Strage in Francia, Salerno spegne le luci d'artista

Un minuto di silenzio ed un lungo applauso hanno accompagnato la cerimonia nei luoghi simbolo

Salerno.  

Bandiere a mezz'asta e le Luci d'artista, simbolo e immagine della città in Campania e oltre, spente per una quindicina di minuti. Anche Salerno ha voluto unirsi al coro mondiale in ricordo delle vittime della barbarie sul suolo francese. Un palchetto allestito per l'occasione, un breve discorso da parte del sindaco Enzo Napoli e un minuto di silenzio scandito da un lungo e caloroso applauso in una Piazza Flavio Gioia piena. Spente il tappeto di luci, la foresta incantata e l'aurora boreale lungo Corso Vittorio Emanuele.

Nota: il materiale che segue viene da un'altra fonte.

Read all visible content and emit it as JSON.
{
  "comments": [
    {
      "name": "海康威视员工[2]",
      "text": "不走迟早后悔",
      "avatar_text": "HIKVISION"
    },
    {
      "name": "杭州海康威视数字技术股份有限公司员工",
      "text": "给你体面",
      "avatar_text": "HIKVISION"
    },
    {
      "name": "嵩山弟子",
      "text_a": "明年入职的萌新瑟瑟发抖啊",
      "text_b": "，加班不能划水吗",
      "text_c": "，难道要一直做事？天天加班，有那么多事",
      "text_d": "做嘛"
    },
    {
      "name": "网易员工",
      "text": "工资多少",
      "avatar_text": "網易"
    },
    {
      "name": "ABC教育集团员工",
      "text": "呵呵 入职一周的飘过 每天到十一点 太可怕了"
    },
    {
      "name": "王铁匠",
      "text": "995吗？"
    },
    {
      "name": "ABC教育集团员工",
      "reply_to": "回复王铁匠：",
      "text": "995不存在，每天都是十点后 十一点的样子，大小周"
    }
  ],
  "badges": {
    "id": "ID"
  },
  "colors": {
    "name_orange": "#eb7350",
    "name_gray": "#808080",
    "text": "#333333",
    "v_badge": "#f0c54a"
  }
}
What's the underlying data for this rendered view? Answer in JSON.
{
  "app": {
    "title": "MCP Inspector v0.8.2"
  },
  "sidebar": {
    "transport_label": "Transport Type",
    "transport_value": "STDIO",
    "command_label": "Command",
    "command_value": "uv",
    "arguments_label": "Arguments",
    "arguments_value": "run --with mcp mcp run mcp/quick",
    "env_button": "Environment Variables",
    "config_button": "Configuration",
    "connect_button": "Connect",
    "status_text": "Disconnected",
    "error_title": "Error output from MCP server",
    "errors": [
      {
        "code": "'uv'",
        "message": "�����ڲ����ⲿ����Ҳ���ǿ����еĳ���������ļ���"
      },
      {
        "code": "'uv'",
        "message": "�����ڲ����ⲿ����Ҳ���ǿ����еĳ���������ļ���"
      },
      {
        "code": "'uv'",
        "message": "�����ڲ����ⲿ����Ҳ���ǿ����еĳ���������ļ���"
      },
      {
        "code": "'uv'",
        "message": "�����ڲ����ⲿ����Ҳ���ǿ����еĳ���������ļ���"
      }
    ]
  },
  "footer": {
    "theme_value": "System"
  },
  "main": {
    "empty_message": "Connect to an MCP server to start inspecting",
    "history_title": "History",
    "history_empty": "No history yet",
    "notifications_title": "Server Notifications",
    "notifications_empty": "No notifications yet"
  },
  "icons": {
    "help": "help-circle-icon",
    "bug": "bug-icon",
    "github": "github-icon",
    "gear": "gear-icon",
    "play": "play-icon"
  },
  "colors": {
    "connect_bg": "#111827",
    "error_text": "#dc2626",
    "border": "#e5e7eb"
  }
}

La fascia tricolore ha disposto inoltre l'esposizione delle bandiere a mezz'asta al Comune in segno di lutto. Una folta presenza istituzionale ha contraddistinto l'appuntamento: tanti i consiglieri, per una rappresentanza bipartisan: Avossa, De Maio, Avagliano, Santoro, Telese, De Pascale, Mazzeo, Di Carlo, Celano, Cammarota, Galdi, Amodio, Petillo, D'Alessio e Ventura non hanno voluto mancare all'appuntamento. Presente anche il consigliere regionale Maraio e le forze sindacali: la Cgil con De Angelis e la Cisl con Buono. Ognuno per dire, con un piccolo ma significativo gesto, "no" ad ogni forma di terrorismo.